Il règne une forte tension sur l’immobilier à Sidi Aïch, une ville prise en étau entre un massif montagneux et le lit de l’oued Soummam, limitant ainsi drastiquement toute possibilité d’extension de son périmètre urbain. Face à une demande de logement accrue et une disponibilité d’assiette de terrain en peau de chagrin, les loyers flambent. « Cette tendance haussière qui a été amorcée voilà plus de cinq ans ne s’est jamais démentie. Il faut dire que le logement en ville est de plus en plus convoité par des postulants issus essentiellement des communes rurales limitrophes, comme Tifra, Tibane et Tinebdar qui cherchent à s’établir près de leur lieu de travail », affirme un agent immobilier de Sidi Aïch. « Tout ce qui est rare est cher et certains propriétaires ne s’embarrassent d’aucun scrupule pour verser dans la surenchère en plaçant la barre toujours plus haut », relève un autre agent immobilier. Selon des informations recueillies auprès de quelques agents immobiliers, il est rare pour ne pas dire impossible, de trouver un logement, fut-il en mauvais état et mal situé, à moins de 8 000 DA.

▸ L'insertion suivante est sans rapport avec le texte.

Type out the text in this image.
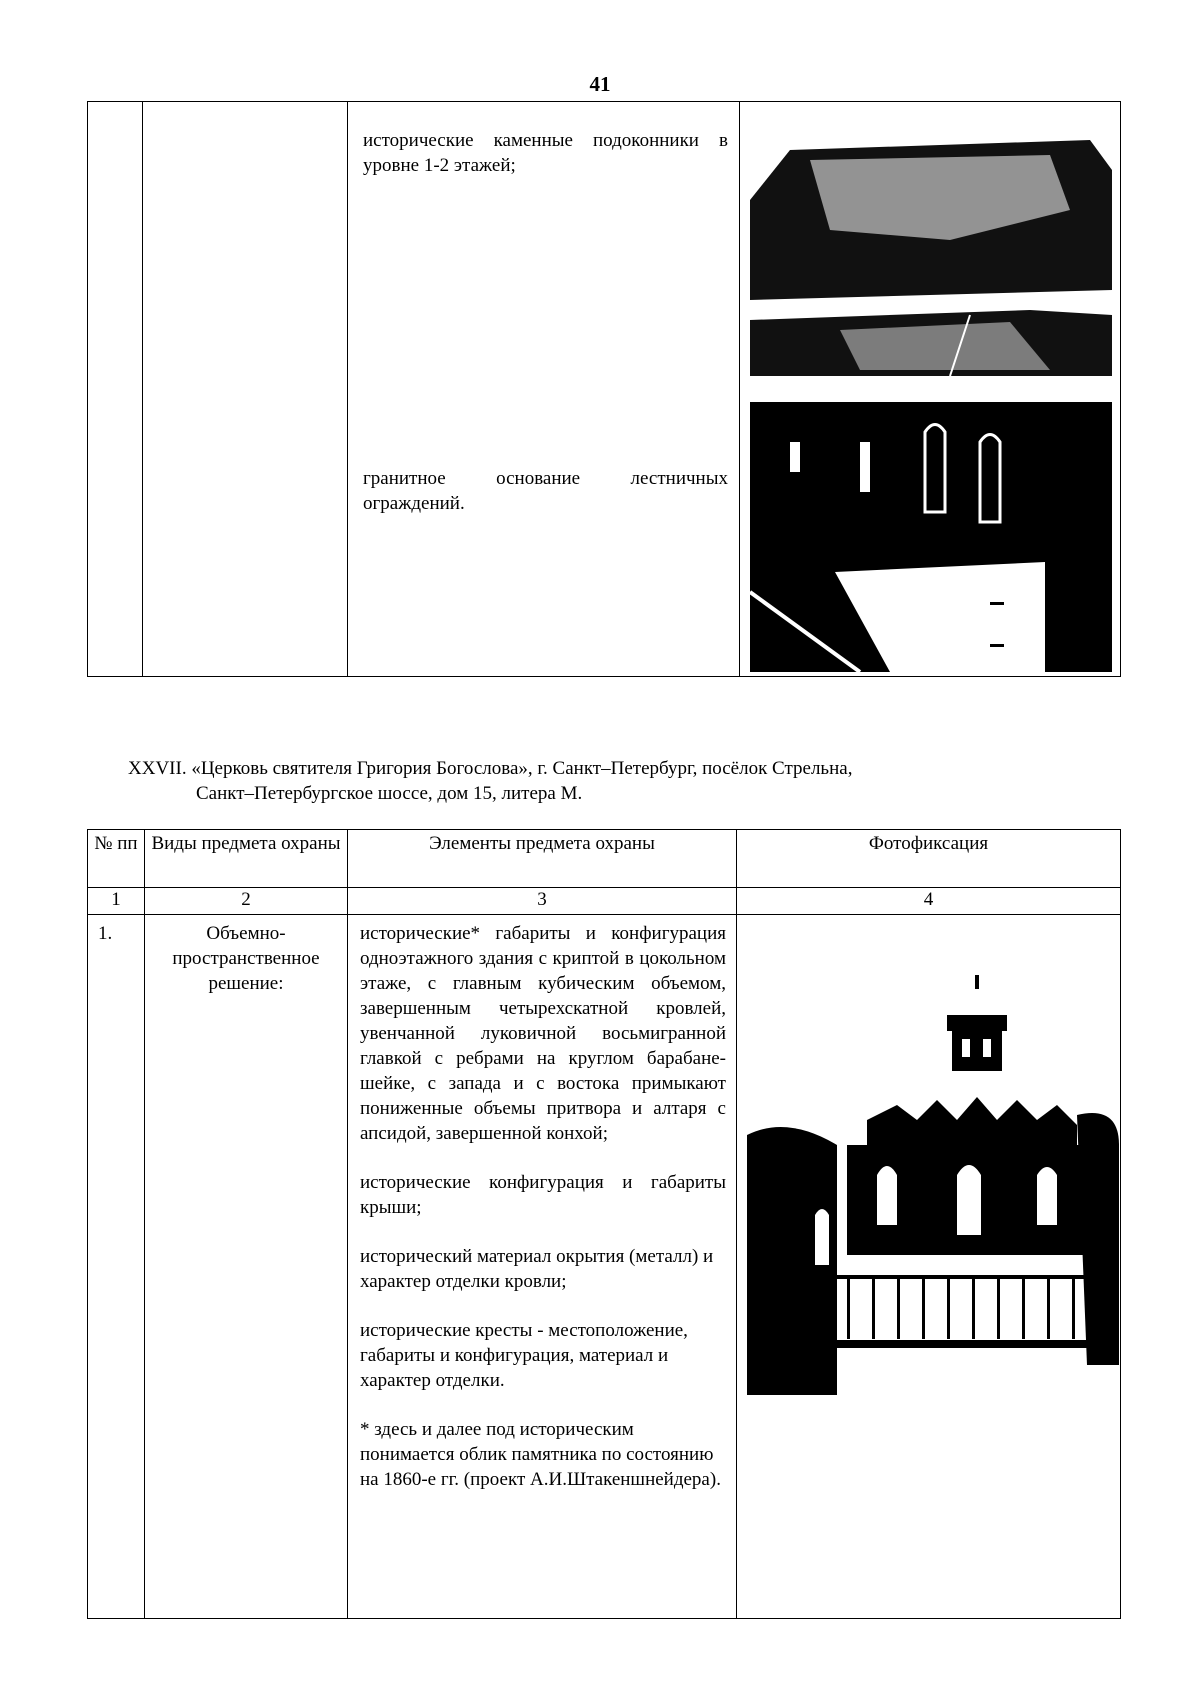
41

исторические каменные подоконники в уровне 1-2 этажей;
гранитное основание лестничных ограждений.

XXVII. «Церковь святителя Григория Богослова», г. Санкт–Петербург, посёлок Стрельна,
Санкт–Петербургское шоссе, дом 15, литера М.
№ пп	Виды предмета охраны	Элементы предмета охраны	Фотофиксация
1	2	3	4
1.	Объемно-пространственное решение:	исторические* габариты и конфигурация одноэтажного здания с криптой в цокольном этаже, с главным кубическим объемом, завершенным четырехскатной кровлей, увенчанной луковичной восьмигранной главкой с ребрами на круглом барабане-шейке, с запада и с востока примыкают пониженные объемы притвора и алтаря с апсидой, завершенной конхой;

исторические конфигурация и габариты крыши;

исторический материал окрытия (металл) и характер отделки кровли;

исторические кресты - местоположение, габариты и конфигурация, материал и характер отделки.

* здесь и далее под историческим понимается облик памятника по состоянию на 1860-е гг. (проект А.И.Штакеншнейдера).
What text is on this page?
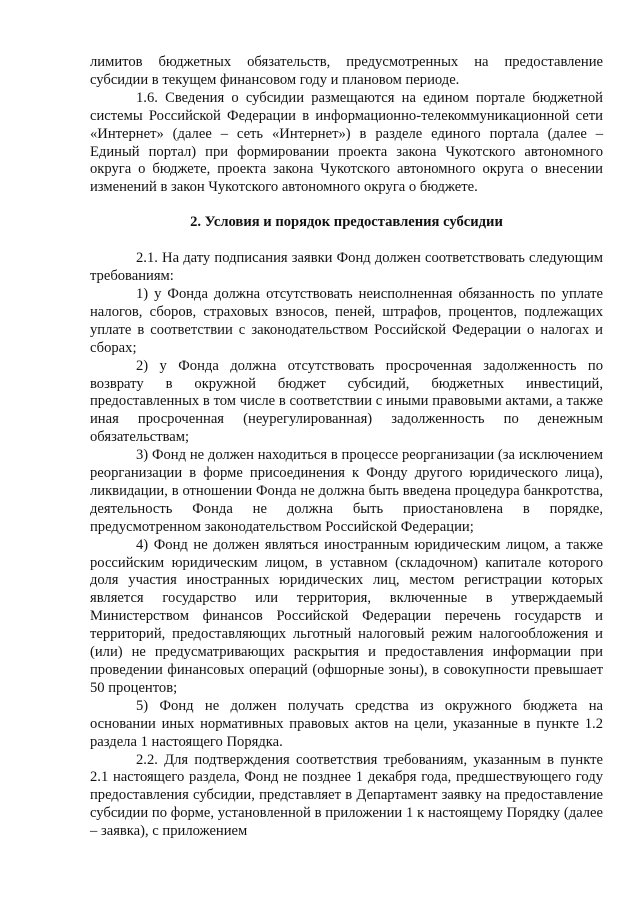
лимитов бюджетных обязательств, предусмотренных на предоставление субсидии в текущем финансовом году и плановом периоде.

1.6. Сведения о субсидии размещаются на едином портале бюджетной системы Российской Федерации в информационно-телекоммуникационной сети «Интернет» (далее – сеть «Интернет») в разделе единого портала (далее – Единый портал) при формировании проекта закона Чукотского автономного округа о бюджете, проекта закона Чукотского автономного округа о внесении изменений в закон Чукотского автономного округа о бюджете.

2. Условия и порядок предоставления субсидии

2.1. На дату подписания заявки Фонд должен соответствовать следующим требованиям:

1) у Фонда должна отсутствовать неисполненная обязанность по уплате налогов, сборов, страховых взносов, пеней, штрафов, процентов, подлежащих уплате в соответствии с законодательством Российской Федерации о налогах и сборах;

2) у Фонда должна отсутствовать просроченная задолженность по возврату в окружной бюджет субсидий, бюджетных инвестиций, предоставленных в том числе в соответствии с иными правовыми актами, а также иная просроченная (неурегулированная) задолженность по денежным обязательствам;

3) Фонд не должен находиться в процессе реорганизации (за исключением реорганизации в форме присоединения к Фонду другого юридического лица), ликвидации, в отношении Фонда не должна быть введена процедура банкротства, деятельность Фонда не должна быть приостановлена в порядке, предусмотренном законодательством Российской Федерации;

4) Фонд не должен являться иностранным юридическим лицом, а также российским юридическим лицом, в уставном (складочном) капитале которого доля участия иностранных юридических лиц, местом регистрации которых является государство или территория, включенные в утверждаемый Министерством финансов Российской Федерации перечень государств и территорий, предоставляющих льготный налоговый режим налогообложения и (или) не предусматривающих раскрытия и предоставления информации при проведении финансовых операций (офшорные зоны), в совокупности превышает 50 процентов;

5) Фонд не должен получать средства из окружного бюджета на основании иных нормативных правовых актов на цели, указанные в пункте 1.2 раздела 1 настоящего Порядка.

2.2. Для подтверждения соответствия требованиям, указанным в пункте 2.1 настоящего раздела, Фонд не позднее 1 декабря года, предшествующего году предоставления субсидии, представляет в Департамент заявку на предоставление субсидии по форме, установленной в приложении 1 к настоящему Порядку (далее – заявка), с приложением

« Il faut compter de 8 à 9 000 DA pour un F2 et à partir de 13 000 DA pour un F4 », nous indique-t-on. « Il ne faut pas oublier qu’aucun barème officiel ne régit ce marché, où tous les coups sont permis, comme le subterfuge qui consiste à faire croire que le prix est révisable alors qu’il n’en est rien en vérité », nous dira un agent immobilier.

Le futur locataire est appelé à supporter d’autres dépenses car en plus de 6 mois à 1 année d’avance de loyer exigé, il doit supporter les frais de notariat induits par la formalisation du bail et verser à l’agence le fameux « 13e mois ». « Mais cela ne se passe pas toujours sans encombres, car il y a souvent une des deux parties qui est défaillante et dans ce cas, la transaction traîne laborieusement », fait observer notre interlocuteur.